Федор Калашник, пораженный красотой царевны, взглядывал то на нее, то на окружающих. Особенное внимание Федора привлек тот инок Григорий, которого еще на паперти товарищи дразнили чрезмерным интересом к царевне Ксении. Из темного угла, в котором Григорий стоял на клиросе, невидимый царевне, но видимый Федору, он ни на минуту не спускал с нее своих больших темных глаз, горевших ярким пламенем, а когда ему пришлось выйти на середину храма для чтения Апостола, он вышел с таким смущением, начал чтение так трепетно, так робко и невнятно, что Федору невольно пришли на память насмешки румяного монашка…
Переводя по временам взоры на своего друга, Тургенева, Федор видел в нем живую противоположность иноку Григорию. Петр Михайлович как опустился на одно колено за столбом, как оперся на другое колено рукой, так и замер в этой молитвенной позе, замер немой и неподвижный. Глаза его пристально смотрели в ту сторону, где, облитая бледным светом лучей зимнего солнца, молилась царевна Ксения… Он молился, и молитва его была чиста. Он вкладывал в молитву всю свою душу…
Чем была проникнута, чем светилась молитва Петра Михайловича?..
«Умрет, умрет за нее, за ее радость и счастье!» — вот что понял Федор, вот что прочел он в глазах друга, когда богослужение закончилось и царевна со своей свитой удалилась из храма.

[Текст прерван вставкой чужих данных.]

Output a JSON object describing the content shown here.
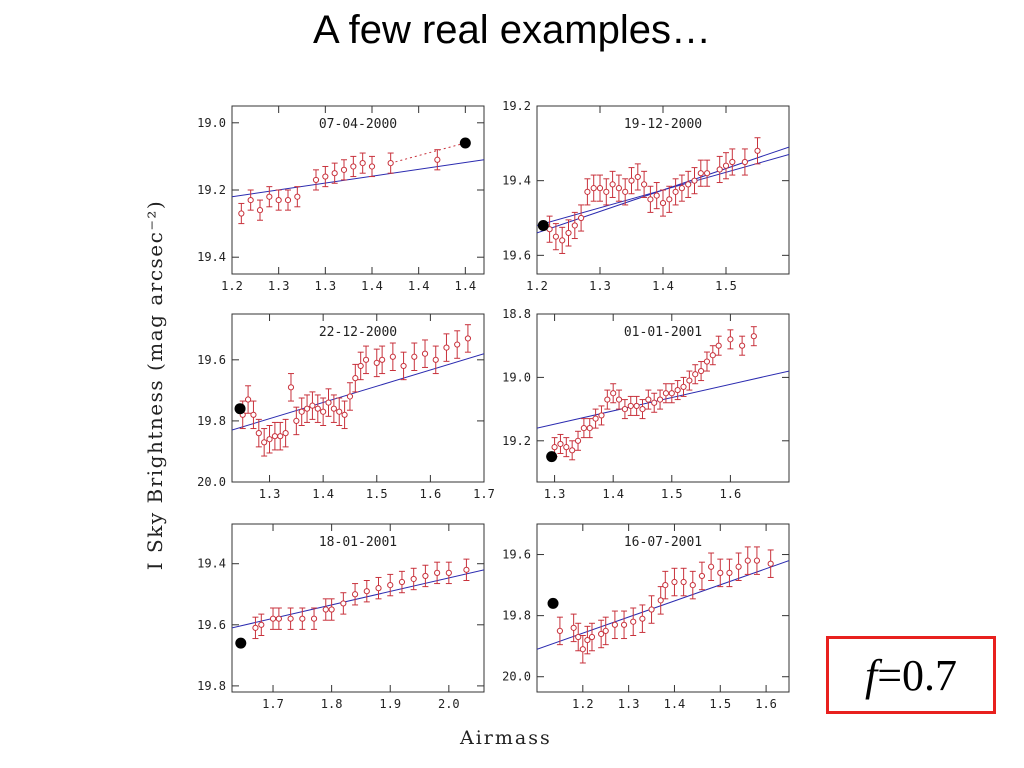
{
  "title": "A few real examples…",
  "ylabel": "I Sky Brightness (mag arcsec⁻²)",
  "xlabel": "Airmass",
  "f_box": {
    "symbol": "f",
    "value": "=0.7",
    "border_color": "#e8201e"
  },
  "colors": {
    "points": "#c8323c",
    "fit": "#2b2bb0",
    "highlight": "#000000",
    "axis": "#333333"
  },
  "chart_data": [
    {
      "type": "scatter",
      "title": "07-04-2000",
      "xlim": [
        1.2,
        1.47
      ],
      "ylim": [
        19.45,
        18.95
      ],
      "y_inverted": true,
      "xticks": [
        1.2,
        1.25,
        1.3,
        1.35,
        1.4,
        1.45
      ],
      "xtick_labels": [
        "1.2",
        "1.3",
        "1.3",
        "1.4",
        "1.4",
        "1.4"
      ],
      "yticks": [
        19.0,
        19.2,
        19.4
      ],
      "points": {
        "x": [
          1.21,
          1.22,
          1.23,
          1.24,
          1.25,
          1.26,
          1.27,
          1.29,
          1.3,
          1.31,
          1.32,
          1.33,
          1.34,
          1.35,
          1.37,
          1.42
        ],
        "y": [
          19.27,
          19.23,
          19.26,
          19.22,
          19.23,
          19.23,
          19.22,
          19.17,
          19.16,
          19.15,
          19.14,
          19.13,
          19.12,
          19.13,
          19.12,
          19.11
        ]
      },
      "errorbar": 0.03,
      "fit": {
        "x": [
          1.2,
          1.47
        ],
        "y": [
          19.22,
          19.11
        ]
      },
      "highlight": {
        "x": 1.45,
        "y": 19.06
      },
      "dotted_line": {
        "x": [
          1.37,
          1.45
        ],
        "y": [
          19.12,
          19.06
        ]
      }
    },
    {
      "type": "scatter",
      "title": "19-12-2000",
      "xlim": [
        1.2,
        1.6
      ],
      "ylim": [
        19.65,
        19.2
      ],
      "y_inverted": true,
      "xticks": [
        1.2,
        1.3,
        1.4,
        1.5
      ],
      "xtick_labels": [
        "1.2",
        "1.3",
        "1.4",
        "1.5"
      ],
      "yticks": [
        19.2,
        19.4,
        19.6
      ],
      "points": {
        "x": [
          1.22,
          1.23,
          1.24,
          1.25,
          1.26,
          1.27,
          1.28,
          1.29,
          1.3,
          1.31,
          1.32,
          1.33,
          1.34,
          1.35,
          1.36,
          1.37,
          1.38,
          1.39,
          1.4,
          1.41,
          1.42,
          1.43,
          1.44,
          1.45,
          1.46,
          1.47,
          1.49,
          1.5,
          1.51,
          1.53,
          1.55
        ],
        "y": [
          19.53,
          19.55,
          19.56,
          19.54,
          19.52,
          19.5,
          19.43,
          19.42,
          19.42,
          19.43,
          19.41,
          19.42,
          19.43,
          19.4,
          19.39,
          19.41,
          19.45,
          19.44,
          19.46,
          19.45,
          19.43,
          19.42,
          19.41,
          19.4,
          19.38,
          19.38,
          19.37,
          19.36,
          19.35,
          19.35,
          19.32
        ]
      },
      "errorbar": 0.035,
      "fit": {
        "x": [
          1.2,
          1.6
        ],
        "y": [
          19.52,
          19.33
        ]
      },
      "fit2": {
        "x": [
          1.2,
          1.6
        ],
        "y": [
          19.54,
          19.31
        ]
      },
      "highlight": {
        "x": 1.21,
        "y": 19.52
      }
    },
    {
      "type": "scatter",
      "title": "22-12-2000",
      "xlim": [
        1.23,
        1.7
      ],
      "ylim": [
        20.0,
        19.45
      ],
      "y_inverted": true,
      "xticks": [
        1.3,
        1.4,
        1.5,
        1.6,
        1.7
      ],
      "xtick_labels": [
        "1.3",
        "1.4",
        "1.5",
        "1.6",
        "1.7"
      ],
      "yticks": [
        19.6,
        19.8,
        20.0
      ],
      "points": {
        "x": [
          1.25,
          1.26,
          1.27,
          1.28,
          1.29,
          1.3,
          1.31,
          1.32,
          1.33,
          1.34,
          1.35,
          1.36,
          1.37,
          1.38,
          1.39,
          1.4,
          1.41,
          1.42,
          1.43,
          1.44,
          1.45,
          1.46,
          1.47,
          1.48,
          1.5,
          1.51,
          1.53,
          1.55,
          1.57,
          1.59,
          1.61,
          1.63,
          1.65,
          1.67
        ],
        "y": [
          19.78,
          19.73,
          19.78,
          19.84,
          19.87,
          19.86,
          19.85,
          19.85,
          19.84,
          19.69,
          19.8,
          19.77,
          19.76,
          19.75,
          19.76,
          19.77,
          19.74,
          19.76,
          19.77,
          19.78,
          19.72,
          19.66,
          19.62,
          19.6,
          19.61,
          19.6,
          19.59,
          19.62,
          19.59,
          19.58,
          19.6,
          19.56,
          19.55,
          19.53
        ]
      },
      "errorbar": 0.045,
      "fit": {
        "x": [
          1.23,
          1.7
        ],
        "y": [
          19.83,
          19.58
        ]
      },
      "highlight": {
        "x": 1.245,
        "y": 19.76
      }
    },
    {
      "type": "scatter",
      "title": "01-01-2001",
      "xlim": [
        1.27,
        1.7
      ],
      "ylim": [
        19.33,
        18.8
      ],
      "y_inverted": true,
      "xticks": [
        1.3,
        1.4,
        1.5,
        1.6
      ],
      "xtick_labels": [
        "1.3",
        "1.4",
        "1.5",
        "1.6"
      ],
      "yticks": [
        18.8,
        19.0,
        19.2
      ],
      "points": {
        "x": [
          1.3,
          1.31,
          1.32,
          1.33,
          1.34,
          1.35,
          1.36,
          1.37,
          1.38,
          1.39,
          1.4,
          1.41,
          1.42,
          1.43,
          1.44,
          1.45,
          1.46,
          1.47,
          1.48,
          1.49,
          1.5,
          1.51,
          1.52,
          1.53,
          1.54,
          1.55,
          1.56,
          1.57,
          1.58,
          1.6,
          1.62,
          1.64
        ],
        "y": [
          19.22,
          19.21,
          19.22,
          19.23,
          19.2,
          19.16,
          19.16,
          19.13,
          19.12,
          19.07,
          19.05,
          19.07,
          19.1,
          19.09,
          19.09,
          19.1,
          19.07,
          19.08,
          19.07,
          19.05,
          19.05,
          19.04,
          19.03,
          19.01,
          18.99,
          18.98,
          18.95,
          18.93,
          18.9,
          18.88,
          18.9,
          18.87
        ]
      },
      "errorbar": 0.03,
      "fit": {
        "x": [
          1.27,
          1.7
        ],
        "y": [
          19.16,
          18.98
        ]
      },
      "highlight": {
        "x": 1.295,
        "y": 19.25
      }
    },
    {
      "type": "scatter",
      "title": "18-01-2001",
      "xlim": [
        1.63,
        2.06
      ],
      "ylim": [
        19.82,
        19.27
      ],
      "y_inverted": true,
      "xticks": [
        1.7,
        1.8,
        1.9,
        2.0
      ],
      "xtick_labels": [
        "1.7",
        "1.8",
        "1.9",
        "2.0"
      ],
      "yticks": [
        19.4,
        19.6,
        19.8
      ],
      "points": {
        "x": [
          1.67,
          1.68,
          1.7,
          1.71,
          1.73,
          1.75,
          1.77,
          1.79,
          1.8,
          1.82,
          1.84,
          1.86,
          1.88,
          1.9,
          1.92,
          1.94,
          1.96,
          1.98,
          2.0,
          2.03
        ],
        "y": [
          19.61,
          19.6,
          19.58,
          19.58,
          19.58,
          19.58,
          19.58,
          19.55,
          19.55,
          19.53,
          19.5,
          19.49,
          19.48,
          19.47,
          19.46,
          19.45,
          19.44,
          19.43,
          19.43,
          19.42
        ]
      },
      "errorbar": 0.035,
      "fit": {
        "x": [
          1.63,
          2.06
        ],
        "y": [
          19.61,
          19.42
        ]
      },
      "highlight": {
        "x": 1.645,
        "y": 19.66
      }
    },
    {
      "type": "scatter",
      "title": "16-07-2001",
      "xlim": [
        1.1,
        1.65
      ],
      "ylim": [
        20.05,
        19.5
      ],
      "y_inverted": true,
      "xticks": [
        1.2,
        1.3,
        1.4,
        1.5,
        1.6
      ],
      "xtick_labels": [
        "1.2",
        "1.3",
        "1.4",
        "1.5",
        "1.6"
      ],
      "yticks": [
        19.6,
        19.8,
        20.0
      ],
      "points": {
        "x": [
          1.15,
          1.18,
          1.19,
          1.2,
          1.21,
          1.22,
          1.24,
          1.25,
          1.27,
          1.29,
          1.31,
          1.33,
          1.35,
          1.37,
          1.38,
          1.4,
          1.42,
          1.44,
          1.46,
          1.48,
          1.5,
          1.52,
          1.54,
          1.56,
          1.58,
          1.61
        ],
        "y": [
          19.85,
          19.84,
          19.87,
          19.91,
          19.88,
          19.87,
          19.86,
          19.85,
          19.83,
          19.83,
          19.82,
          19.81,
          19.78,
          19.75,
          19.7,
          19.69,
          19.69,
          19.7,
          19.67,
          19.64,
          19.66,
          19.66,
          19.64,
          19.62,
          19.62,
          19.63
        ]
      },
      "errorbar": 0.045,
      "fit": {
        "x": [
          1.1,
          1.65
        ],
        "y": [
          19.91,
          19.62
        ]
      },
      "highlight": {
        "x": 1.135,
        "y": 19.76
      }
    }
  ]
}
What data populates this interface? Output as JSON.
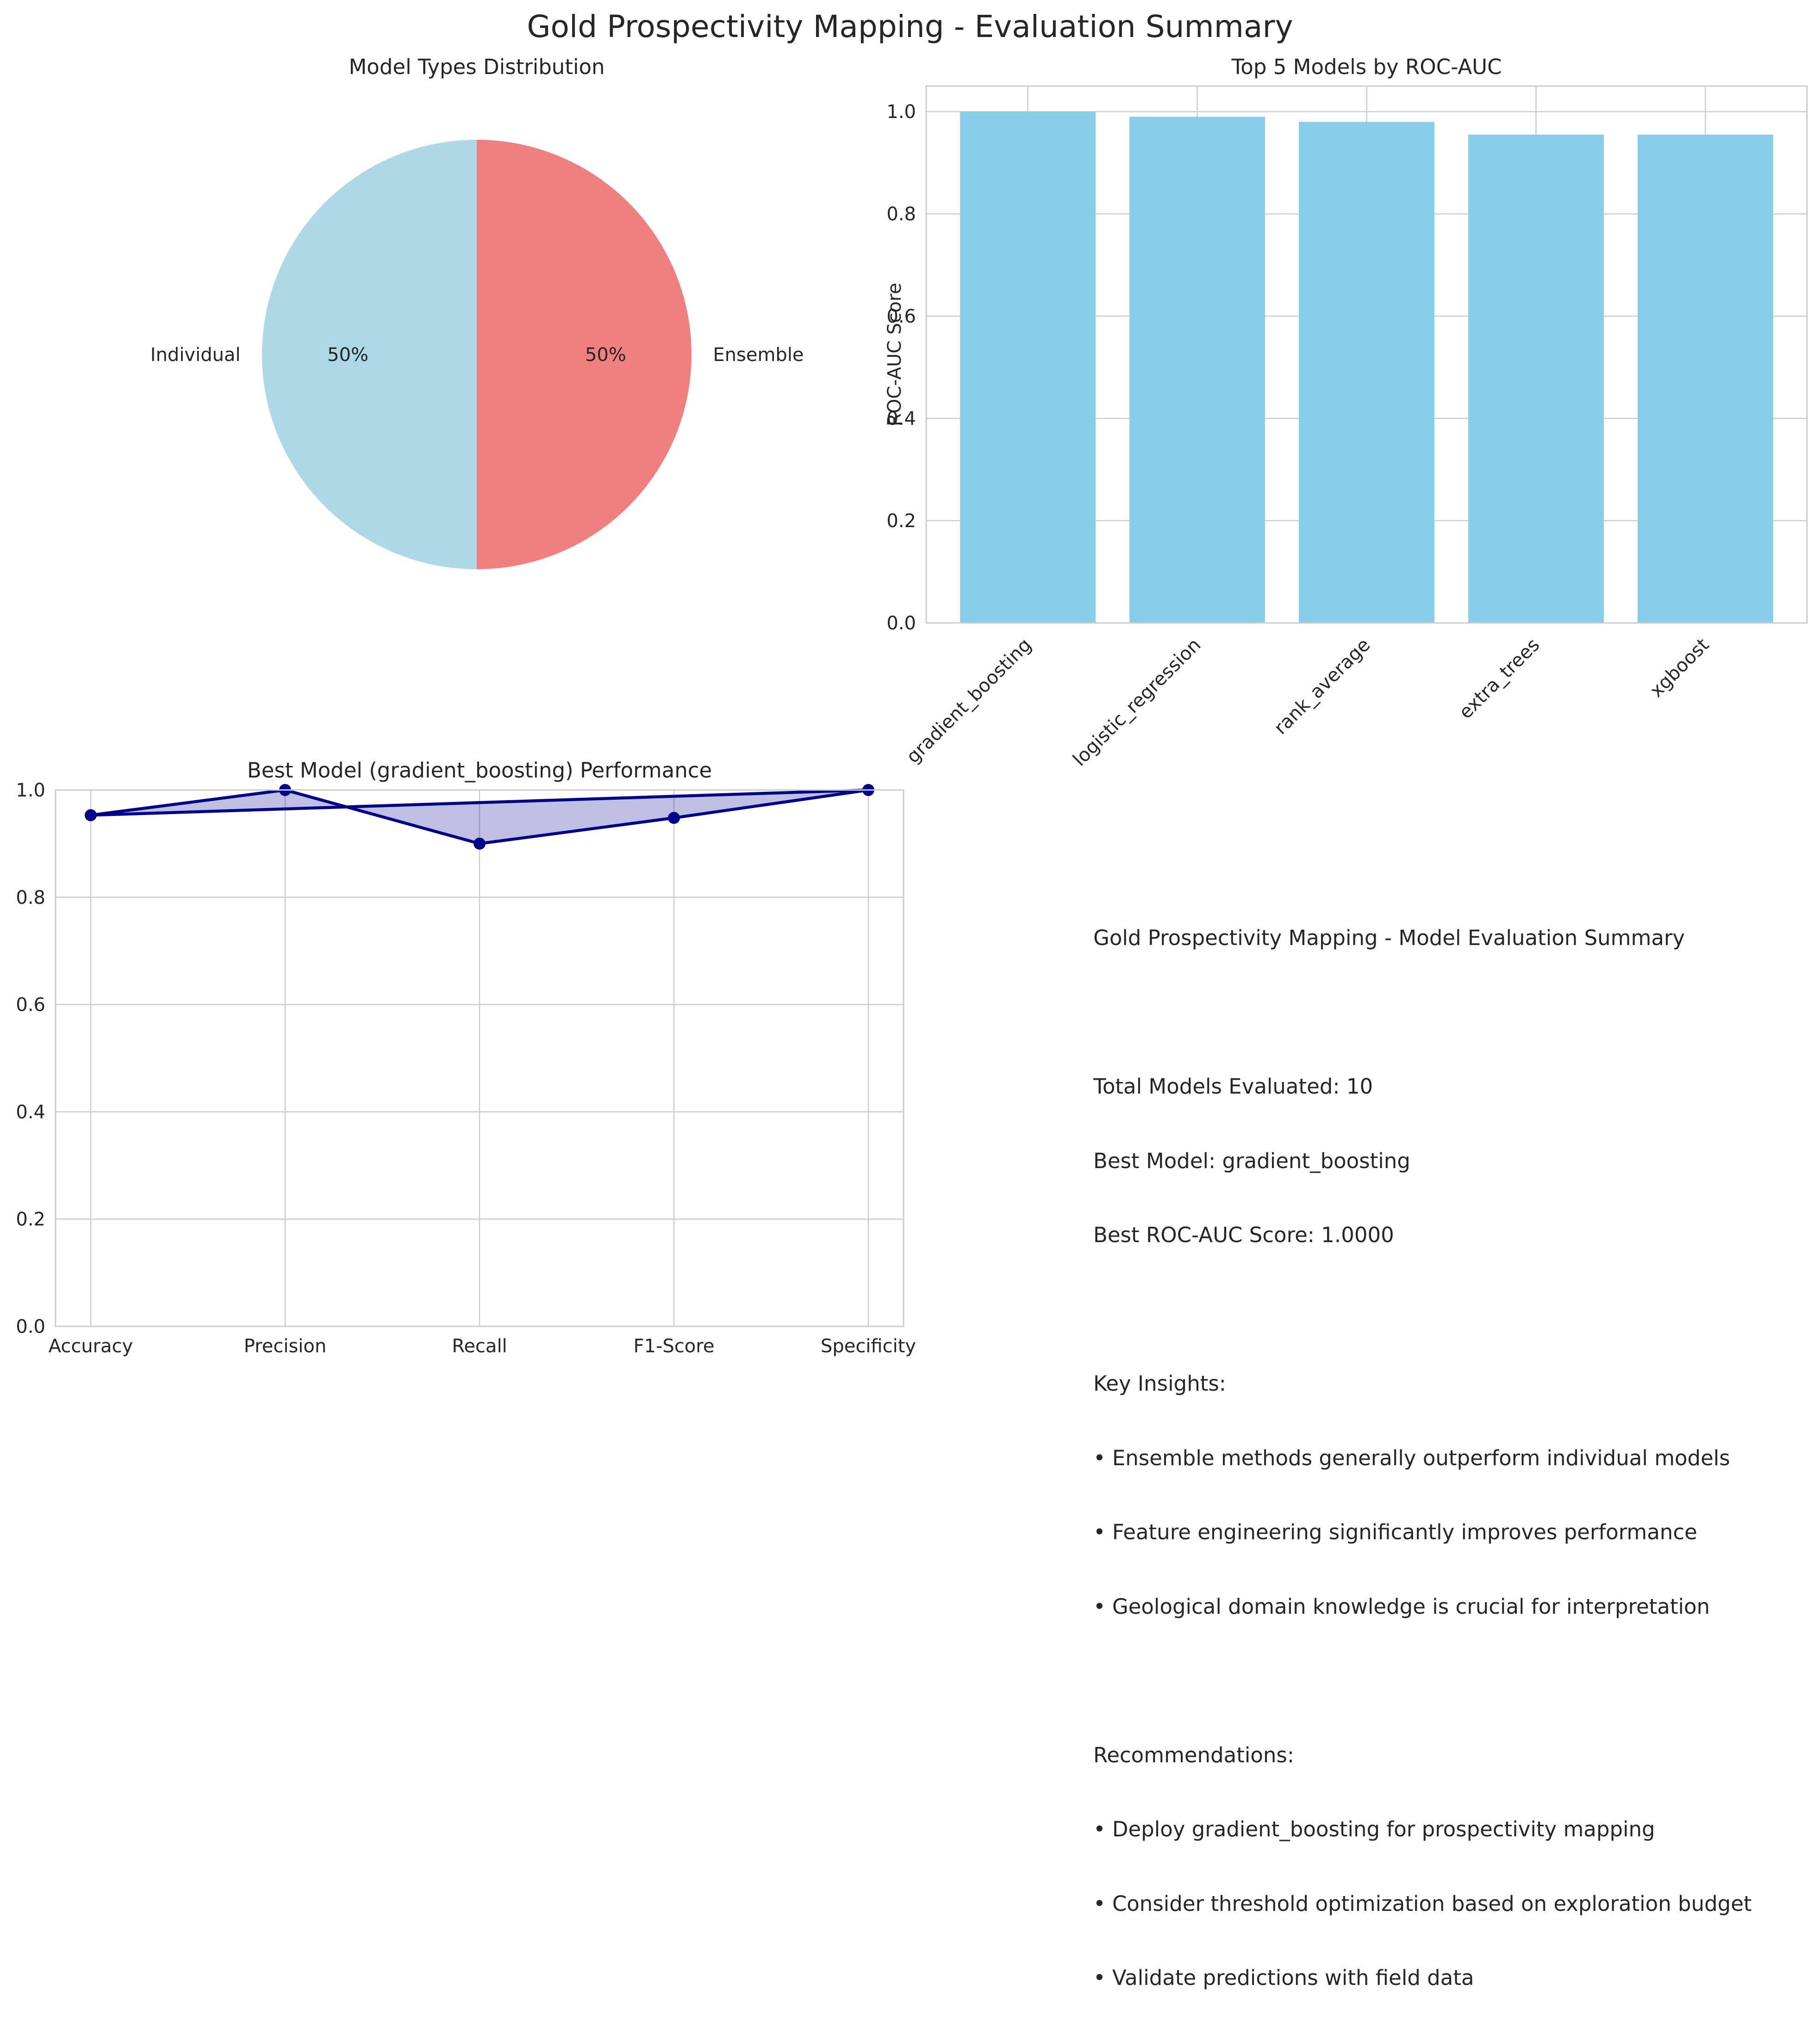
{
  "figure": {
    "suptitle": "Gold Prospectivity Mapping - Evaluation Summary"
  },
  "colors": {
    "pie_individual": "#add8e6",
    "pie_ensemble": "#f08080",
    "bars": "#87ceeb",
    "radar_line": "#00008b",
    "radar_fill": "#00008b",
    "grid": "#cccccc",
    "axis": "#cccccc"
  },
  "chart_data": [
    {
      "type": "pie",
      "title": "Model Types Distribution",
      "labels": [
        "Individual",
        "Ensemble"
      ],
      "values": [
        50,
        50
      ],
      "pct_labels": [
        "50%",
        "50%"
      ],
      "colors": [
        "#add8e6",
        "#f08080"
      ]
    },
    {
      "type": "bar",
      "title": "Top 5 Models by ROC-AUC",
      "categories": [
        "gradient_boosting",
        "logistic_regression",
        "rank_average",
        "extra_trees",
        "xgboost"
      ],
      "values": [
        1.0,
        0.99,
        0.98,
        0.955,
        0.955
      ],
      "xlabel": "",
      "ylabel": "ROC-AUC Score",
      "ylim": [
        0,
        1.05
      ],
      "yticks": [
        "0.0",
        "0.2",
        "0.4",
        "0.6",
        "0.8",
        "1.0"
      ],
      "grid": true
    },
    {
      "type": "line",
      "title": "Best Model (gradient_boosting) Performance",
      "categories": [
        "Accuracy",
        "Precision",
        "Recall",
        "F1-Score",
        "Specificity"
      ],
      "values": [
        0.953,
        1.0,
        0.9,
        0.948,
        1.0
      ],
      "closed": true,
      "filled": true,
      "xlabel": "",
      "ylabel": "",
      "ylim": [
        0,
        1.0
      ],
      "yticks": [
        "0.0",
        "0.2",
        "0.4",
        "0.6",
        "0.8",
        "1.0"
      ],
      "grid": true
    }
  ],
  "summary": {
    "title": "Gold Prospectivity Mapping - Model Evaluation Summary",
    "total_models": "Total Models Evaluated: 10",
    "best_model": "Best Model: gradient_boosting",
    "best_score": "Best ROC-AUC Score: 1.0000",
    "insights_heading": "Key Insights:",
    "insights": [
      "• Ensemble methods generally outperform individual models",
      "• Feature engineering significantly improves performance",
      "• Geological domain knowledge is crucial for interpretation"
    ],
    "recommendations_heading": "Recommendations:",
    "recommendations": [
      "• Deploy gradient_boosting for prospectivity mapping",
      "• Consider threshold optimization based on exploration budget",
      "• Validate predictions with field data"
    ]
  }
}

Федор не заговорил с Тургеневым, пока тот не обратился к нему со словами:
— Ах, Федя! Как сладко было, как светло на душе! А теперь какой сумрак, какая тоска во мне!.. Словно мне и солнце не светит.
— Полно, Петр Михайлович! Неладное это ты на себя напускаешь… Высоко до солнца этого, где же от него света ждать?!
— Знаю, знаю все, что ты мне скажешь! — отвечая ему с досадой Тургенев. — Да что проку! Околдован я, что ли, и сам не знаю… Только вот видишь ли, как увидал, так и пришла моя погибель! Пятый месяц на Москве живу, и с места нет сил сорваться!.. А как бы мне хотелось уехать, уехать вдаль, в степи неоглядные Сибирские, в сторожи татарские, в станицы Терские, там бы сложить голову!